Simply firing an upper stage rocket motor to carry the missile away from the lower stage rocket motor is not always an adequate solution. The upper stage motor cannot begin firing before lower stage detachment and will not reach full power until some tens of milliseconds after ignition. The lower stage rocket motor may travel into the upper stage during this period. Furthermore, when the last rocket motor is separated from the pay-load, it is not always possible to fly the pay-load away from the detached stage.

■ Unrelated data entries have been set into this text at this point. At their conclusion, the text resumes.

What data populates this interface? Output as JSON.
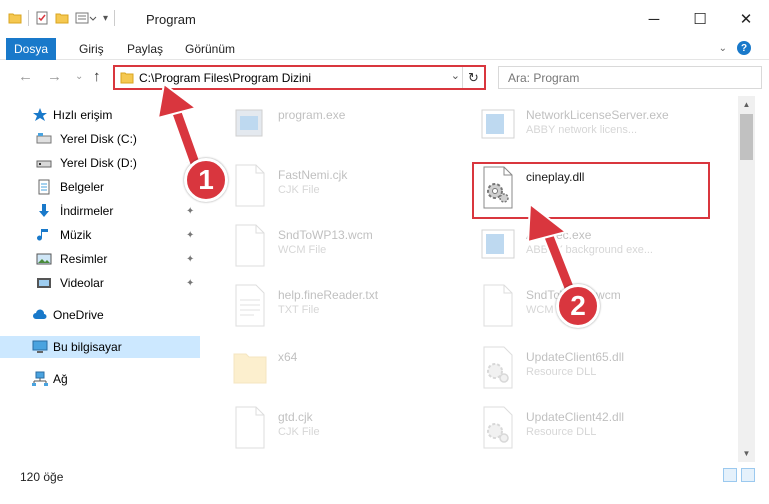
{
  "window": {
    "title": "Program"
  },
  "ribbon": {
    "tabs": [
      "Dosya",
      "Giriş",
      "Paylaş",
      "Görünüm"
    ]
  },
  "address": {
    "path": "C:\\Program Files\\Program Dizini"
  },
  "search": {
    "placeholder": "Ara: Program"
  },
  "sidebar": {
    "items": [
      {
        "label": "Hızlı erişim"
      },
      {
        "label": "Yerel Disk (C:)"
      },
      {
        "label": "Yerel Disk (D:)"
      },
      {
        "label": "Belgeler"
      },
      {
        "label": "İndirmeler"
      },
      {
        "label": "Müzik"
      },
      {
        "label": "Resimler"
      },
      {
        "label": "Videolar"
      },
      {
        "label": "OneDrive"
      },
      {
        "label": "Bu bilgisayar"
      },
      {
        "label": "Ağ"
      }
    ]
  },
  "files": [
    {
      "name": "program.exe",
      "type": ""
    },
    {
      "name": "NetworkLicenseServer.exe",
      "type": "ABBY network licens..."
    },
    {
      "name": "FastNemi.cjk",
      "type": "CJK File"
    },
    {
      "name": "cineplay.dll",
      "type": ""
    },
    {
      "name": "SndToWP13.wcm",
      "type": "WCM File"
    },
    {
      "name": "ASExec.exe",
      "type": "ABBYY background exe..."
    },
    {
      "name": "help.fineReader.txt",
      "type": "TXT File"
    },
    {
      "name": "SndToWP14.wcm",
      "type": "WCM File"
    },
    {
      "name": "x64",
      "type": ""
    },
    {
      "name": "UpdateClient65.dll",
      "type": "Resource DLL"
    },
    {
      "name": "gtd.cjk",
      "type": "CJK File"
    },
    {
      "name": "UpdateClient42.dll",
      "type": "Resource DLL"
    }
  ],
  "status": {
    "count": "120 öğe"
  },
  "annotations": {
    "badge1": "1",
    "badge2": "2"
  },
  "colors": {
    "accent": "#1979ca",
    "highlight": "#d9363e",
    "selected": "#cce8ff"
  }
}
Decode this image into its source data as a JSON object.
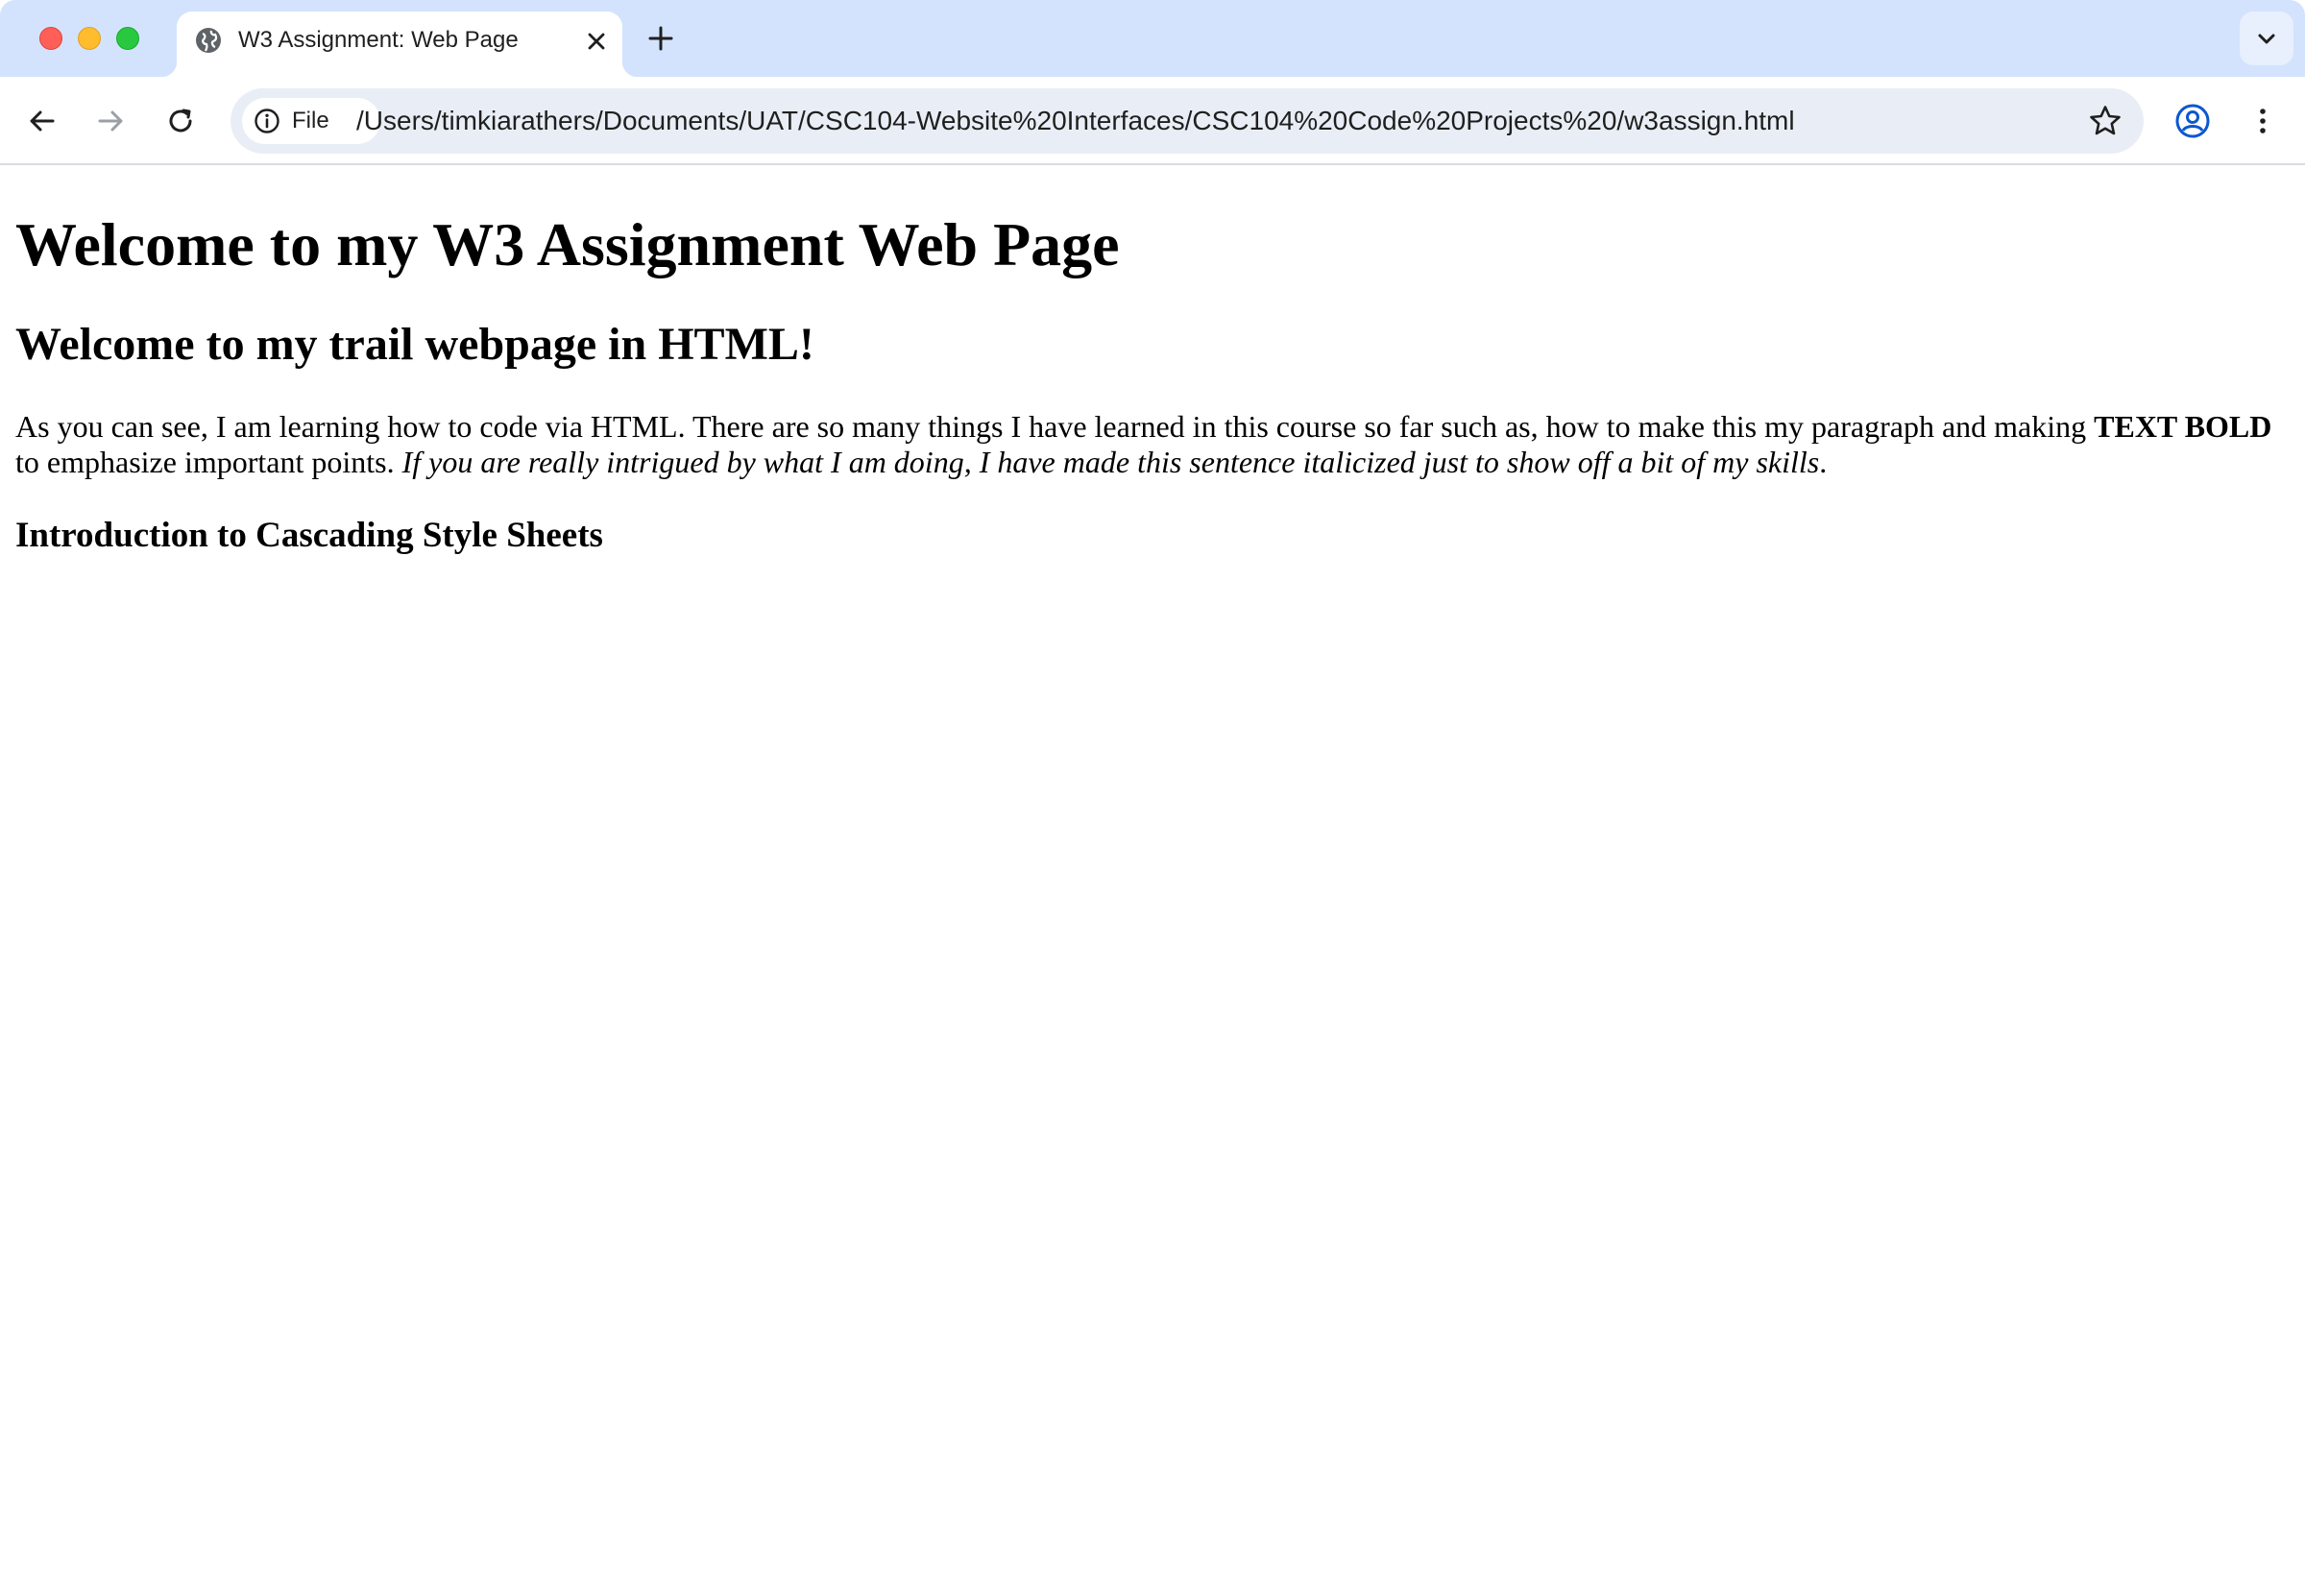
{
  "browser": {
    "tab": {
      "title": "W3 Assignment: Web Page",
      "favicon": "globe-icon"
    },
    "address_bar": {
      "scheme_chip": "File",
      "url": "/Users/timkiarathers/Documents/UAT/CSC104-Website%20Interfaces/CSC104%20Code%20Projects%20/w3assign.html"
    },
    "icons": {
      "back": "arrow-left-icon",
      "forward": "arrow-right-icon",
      "reload": "reload-icon",
      "bookmark": "star-icon",
      "profile": "profile-icon",
      "menu": "kebab-menu-icon",
      "new_tab": "plus-icon",
      "tab_search": "chevron-down-icon",
      "close_tab": "close-icon",
      "site_info": "info-icon"
    },
    "colors": {
      "tabstrip": "#d3e3fd",
      "omnibox": "#e9eef6",
      "profile_accent": "#0b57d0"
    }
  },
  "page": {
    "heading1": "Welcome to my W3 Assignment Web Page",
    "heading2": "Welcome to my trail webpage in HTML!",
    "paragraph": {
      "text_before_bold": "As you can see, I am learning how to code via HTML. There are so many things I have learned in this course so far such as, how to make this my paragraph and making ",
      "bold_text": "TEXT BOLD",
      "text_after_bold": " to emphasize important points. ",
      "italic_text": "If you are really intrigued by what I am doing, I have made this sentence italicized just to show off a bit of my skills",
      "ending": "."
    },
    "heading3": "Introduction to Cascading Style Sheets"
  }
}
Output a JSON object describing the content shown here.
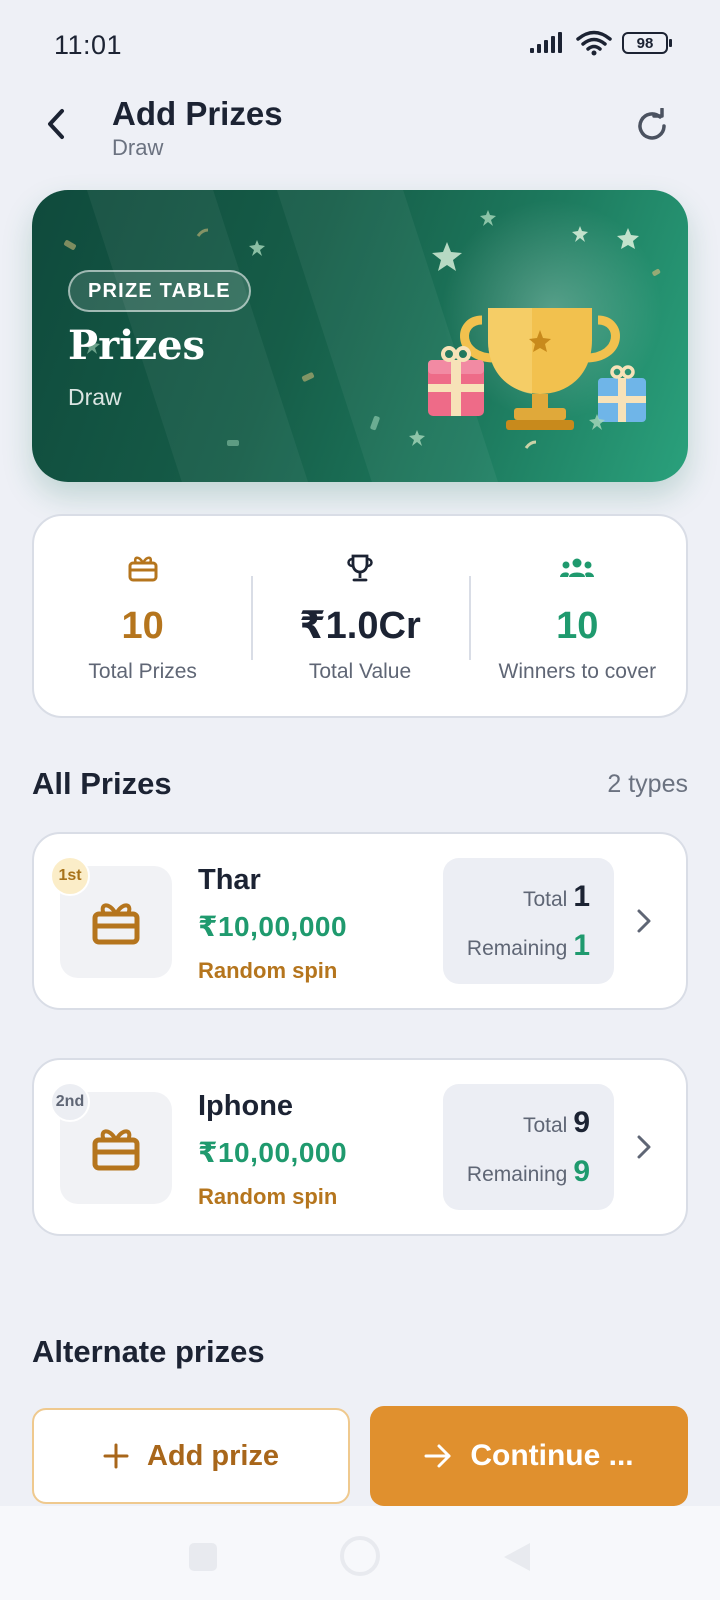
{
  "status_bar": {
    "time": "11:01",
    "battery": "98"
  },
  "header": {
    "title": "Add Prizes",
    "subtitle": "Draw"
  },
  "hero": {
    "badge": "PRIZE TABLE",
    "title": "Prizes",
    "subtitle": "Draw"
  },
  "stats": [
    {
      "icon": "gift-icon",
      "value": "10",
      "label": "Total Prizes",
      "color": "#b5751d"
    },
    {
      "icon": "trophy-icon",
      "value": "₹1.0Cr",
      "label": "Total Value",
      "color": "#1c2333"
    },
    {
      "icon": "users-icon",
      "value": "10",
      "label": "Winners to cover",
      "color": "#1f9a6e"
    }
  ],
  "all_prizes": {
    "title": "All Prizes",
    "count": "2 types",
    "items": [
      {
        "rank": "1st",
        "name": "Thar",
        "value": "₹10,00,000",
        "mode": "Random spin",
        "total_label": "Total",
        "total": "1",
        "remaining_label": "Remaining",
        "remaining": "1"
      },
      {
        "rank": "2nd",
        "name": "Iphone",
        "value": "₹10,00,000",
        "mode": "Random spin",
        "total_label": "Total",
        "total": "9",
        "remaining_label": "Remaining",
        "remaining": "9"
      }
    ]
  },
  "alternate": {
    "title": "Alternate prizes"
  },
  "actions": {
    "add_label": "Add prize",
    "continue_label": "Continue ..."
  },
  "colors": {
    "accent": "#e0902e",
    "green": "#1f9a6e",
    "gold": "#b5751d"
  }
}
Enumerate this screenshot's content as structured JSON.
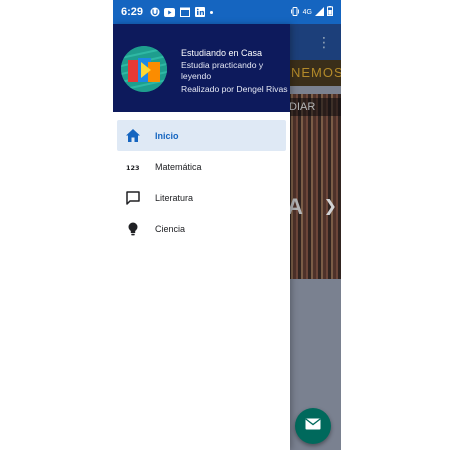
{
  "status_bar": {
    "time": "6:29",
    "network": "4G",
    "icons": [
      "u-app-icon",
      "youtube-icon",
      "calendar-icon",
      "linkedin-icon",
      "dot-icon"
    ]
  },
  "drawer": {
    "header": {
      "title": "Estudiando en Casa",
      "subtitle": "Estudia practicando y leyendo",
      "author": "Realizado por Dengel Rivas"
    },
    "items": [
      {
        "label": "Inicio",
        "icon": "home-icon",
        "active": true
      },
      {
        "label": "Matemática",
        "icon": "numbers-123-icon",
        "active": false
      },
      {
        "label": "Literatura",
        "icon": "chat-bubble-icon",
        "active": false
      },
      {
        "label": "Ciencia",
        "icon": "lightbulb-icon",
        "active": false
      }
    ]
  },
  "background": {
    "banner_text": "NEMOS",
    "image_caption": "DIAR",
    "image_text": "A"
  },
  "colors": {
    "primary": "#1565c0",
    "drawer_header": "#0d1a5c",
    "active_item_bg": "#dfe9f5",
    "fab": "#00695c"
  }
}
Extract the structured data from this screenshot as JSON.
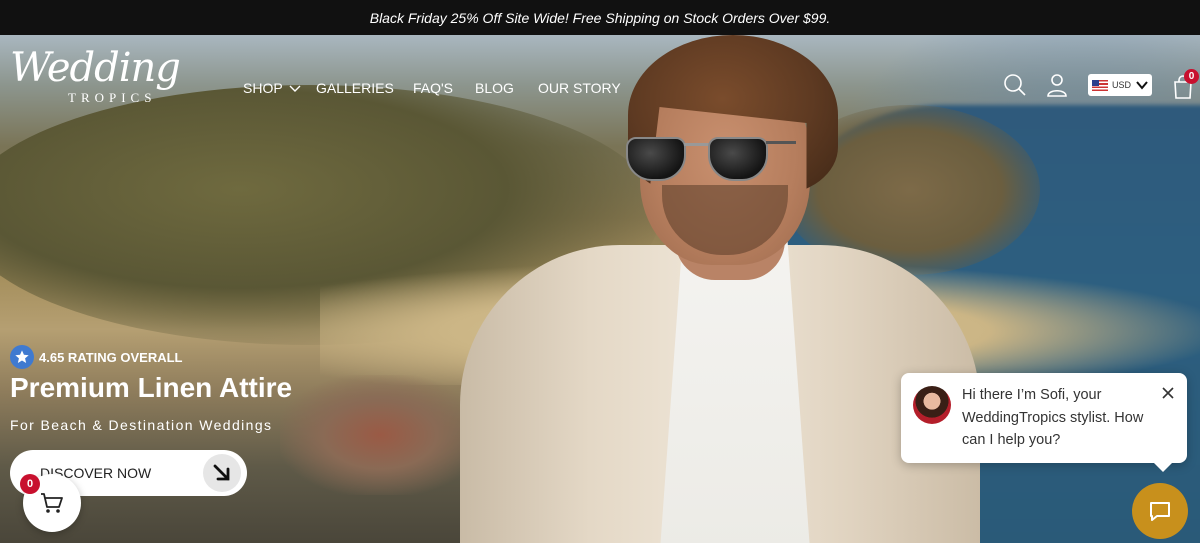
{
  "promo": {
    "text": "Black Friday 25% Off Site Wide! Free Shipping on Stock Orders Over $99."
  },
  "logo": {
    "script": "Wedding",
    "sub": "TROPICS"
  },
  "nav": {
    "items": [
      {
        "label": "SHOP"
      },
      {
        "label": "GALLERIES"
      },
      {
        "label": "FAQ's"
      },
      {
        "label": "BLOG"
      },
      {
        "label": "OUR STORY"
      }
    ]
  },
  "header": {
    "currency": "USD",
    "cart_count": "0"
  },
  "hero": {
    "rating": "4.65 RATING OVERALL",
    "title": "Premium Linen Attire",
    "subtitle": "For Beach & Destination Weddings",
    "cta": "DISCOVER NOW"
  },
  "floating_cart": {
    "count": "0"
  },
  "chat": {
    "message": "Hi there I’m Sofi, your WeddingTropics stylist. How can I help you?"
  },
  "colors": {
    "promo_bg": "#111111",
    "cart_badge": "#c8102e",
    "rating_badge": "#3f7ad0",
    "chat_launcher": "#c8901c"
  }
}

Some alternative measure is therefore needed to reduce or eliminate the risk of the lower stage rocket motor colliding with the upper stage after detachment.
From the foregoing, it will be appreciated that it would be an advancement in the art to provide a missile stage separation apparatus which does not produce foreign object debris.
It would also be an advancement in the art to provide such an apparatus that facilitates rapid separation of the lower stage rocket motor from the missile upper stage, thereby preventing the stages from colliding or otherwise adversely affecting the trajectory of the missile upper stage.
Such an apparatus is disclosed and claimed herein.